Tuesday, October 26, 2010

Considering Cuomo?

I wanted to write a piece about Andrew Cuomo, but Peter Landesman in American Thinker beat me to it, beginning with the exact same thought that I had been having . . .

 Andrew Cuomo the New York State Attorney General and Democratic candidate for governor last week issued one of the most preposterous statements ever:
  "I understand that the people of the state are frustrated. I'm frustrated. I'm angry. Nobody knows Albany corruption better than I do. I've been staring at the beast for three years."
What has he been doing during the last 4 years? One would think that he, as Attorney General of New York State, has been in a better position to curtail corruption than he would be as Governor. 

Bullying people on Wall Street has not helped the people on Main Street. Main Street's problem is an overgrown, intrusive, arrogant, corrupt, money-grabbing state government, and the AG has done little there.

Mr. C's tenure at HUD gives little to be enthused about, unless you were a teacher or cop who bought one of his HUD homes at half-price because he thought you were underpaid. Talk about rewarding the public employee unions. Jacob Gershman commented in the Wall St. Journal a few days ago
Andrew Cuomo points to his time as Housing and Urban Development secretary as a prime example of how he's made government more efficient and effective. But federal auditors say Mr. Cuomo oversaw a "poorly planned" overhaul of personnel that bulked up HUD's public outreach but undermined the agency's enforcement efforts.

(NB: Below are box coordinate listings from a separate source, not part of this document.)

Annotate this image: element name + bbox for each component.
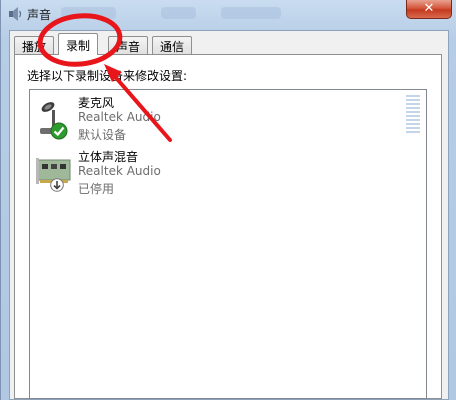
default-check-icon	[50, 122, 68, 140]
close-button[interactable]: ✕	[406, 0, 452, 19]
tab-sounds[interactable]: 声音	[108, 36, 149, 54]
blurred-title-region	[221, 7, 281, 19]
device-driver: Realtek Audio	[78, 110, 161, 124]
tab-recording[interactable]: 录制	[58, 33, 99, 55]
instruction-text: 选择以下录制设备来修改设置:	[27, 69, 188, 83]
device-driver: Realtek Audio	[78, 164, 161, 178]
blurred-title-region	[161, 7, 196, 19]
device-item-stereo-mix[interactable]: 立体声混音 Realtek Audio 已停用	[30, 144, 410, 196]
disabled-arrow-icon	[50, 178, 64, 192]
dialog-client-area: 播放 录制 声音 通信 选择以下录制设备来修改设置: 麦克风 Realtek A…	[9, 30, 449, 400]
sound-dialog: 声音 ✕ 播放 录制 声音 通信 选择以下录制设备来修改设置: 麦克风 Real…	[0, 0, 456, 400]
device-name: 麦克风	[78, 96, 115, 110]
blurred-title-region	[61, 7, 116, 19]
recording-device-list[interactable]: 麦克风 Realtek Audio 默认设备 立体声混音 Realtek Aud…	[29, 89, 427, 399]
tab-communications[interactable]: 通信	[152, 36, 193, 54]
recording-tab-panel: 选择以下录制设备来修改设置: 麦克风 Realtek Audio 默认设备 立体…	[14, 54, 442, 399]
speaker-icon	[9, 7, 22, 21]
device-item-microphone[interactable]: 麦克风 Realtek Audio 默认设备	[30, 90, 420, 142]
title-bar[interactable]: 声音 ✕	[1, 0, 456, 28]
tab-playback[interactable]: 播放	[14, 36, 55, 54]
window-title: 声音	[27, 8, 52, 22]
device-name: 立体声混音	[78, 150, 139, 164]
device-status: 默认设备	[78, 128, 127, 142]
level-meter	[406, 95, 420, 135]
device-status: 已停用	[78, 182, 115, 196]
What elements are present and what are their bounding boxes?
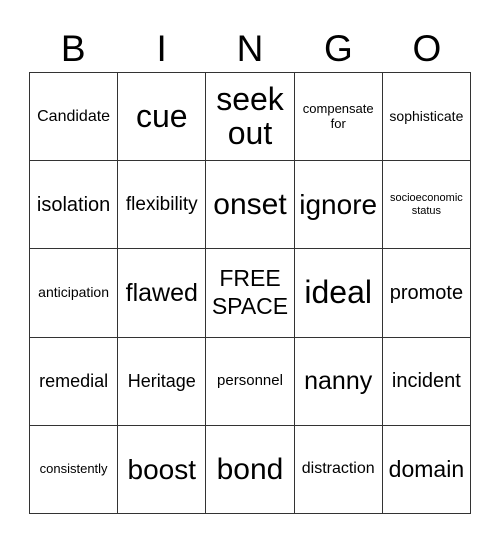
bingo-cell: flexibility [118,161,207,250]
bingo-cell: cue [118,73,207,162]
bingo-cell: socioeconomic status [382,161,471,250]
bingo-cell: anticipation [30,249,119,338]
bingo-cell: compensate for [294,73,383,162]
bingo-cell: domain [382,425,471,514]
bingo-cell: nanny [294,337,383,426]
header-letter-g: G [324,28,353,69]
bingo-cell: onset [206,161,295,250]
bingo-cell: boost [118,425,207,514]
bingo-cell: promote [382,249,471,338]
bingo-cell: bond [206,425,295,514]
bingo-cell: sophisticate [382,73,471,162]
bingo-cell: personnel [206,337,295,426]
bingo-cell: remedial [30,337,119,426]
bingo-cell: flawed [118,249,207,338]
header-letter-i: I [156,28,167,69]
bingo-header: B I N G O [29,26,471,72]
header-letter-b: B [60,28,86,69]
bingo-cell: ignore [294,161,383,250]
header-letter-o: O [412,28,442,69]
free-space-cell: FREE SPACE [206,249,295,338]
bingo-cell: consistently [30,425,119,514]
bingo-cell: Heritage [118,337,207,426]
bingo-cell: incident [382,337,471,426]
bingo-cell: distraction [294,425,383,514]
bingo-cell: ideal [294,249,383,338]
bingo-cell: Candidate [30,73,119,162]
bingo-cell: isolation [30,161,119,250]
bingo-grid: Candidate cue seek out compensate for so… [29,72,471,514]
header-letter-n: N [236,28,264,69]
bingo-cell: seek out [206,73,295,162]
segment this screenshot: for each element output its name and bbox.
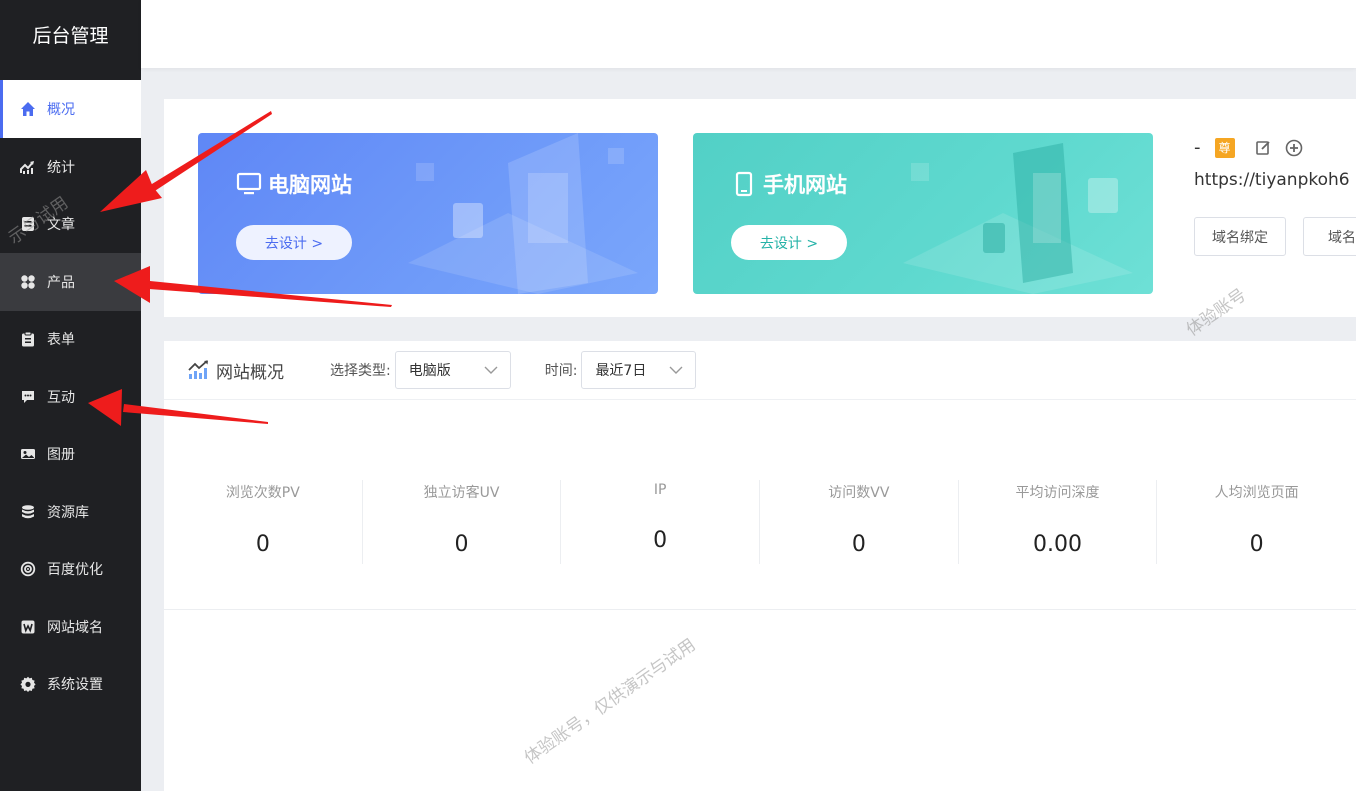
sidebar-item-label: 系统设置 — [47, 677, 103, 694]
chevron-down-icon — [669, 366, 683, 374]
sidebar-item-seo[interactable]: 百度优化 — [0, 541, 141, 599]
sidebar-item-label: 表单 — [47, 332, 75, 349]
site-url[interactable]: https://tiyanpkoh6 — [1194, 170, 1350, 190]
site-overview-panel: 网站概况 选择类型: 电脑版 时间: 最近7日 浏览次数PV 0 独立访客UV … — [164, 341, 1356, 791]
stat-uv: 独立访客UV 0 — [363, 480, 562, 564]
sidebar-item-label: 文章 — [47, 217, 75, 234]
stat-value: 0 — [1249, 532, 1264, 557]
edit-icon[interactable] — [1255, 140, 1271, 156]
album-icon — [19, 445, 37, 463]
domain-w-icon — [19, 618, 37, 636]
type-label: 选择类型: — [330, 363, 391, 379]
add-circle-icon[interactable] — [1285, 139, 1303, 157]
sidebar-item-settings[interactable]: 系统设置 — [0, 656, 141, 714]
sidebar-item-articles[interactable]: 文章 — [0, 196, 141, 254]
type-select[interactable]: 电脑版 — [394, 351, 511, 389]
chat-bubble-icon — [19, 388, 37, 406]
sidebar-item-domain[interactable]: 网站域名 — [0, 598, 141, 656]
stat-label: 访问数VV — [828, 485, 890, 501]
sidebar-item-label: 网站域名 — [47, 619, 103, 636]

Does anyone really believe that this career-politician candidate will change Albany for the better?

1 comment:

Anonymous said...

A. Cuomo is just another version of M.Cuomo who left this state in a mess when his time was done. Just look around this area an d all of central NY to see what Cuomo and his cronies think of us .His idea of upstate is the Hudson Valley and the Albany area ,the rest of Ny doesnt exist except as the place where the prisons are and the counties are nearly bankrupt from medicade and welfare and pension costs.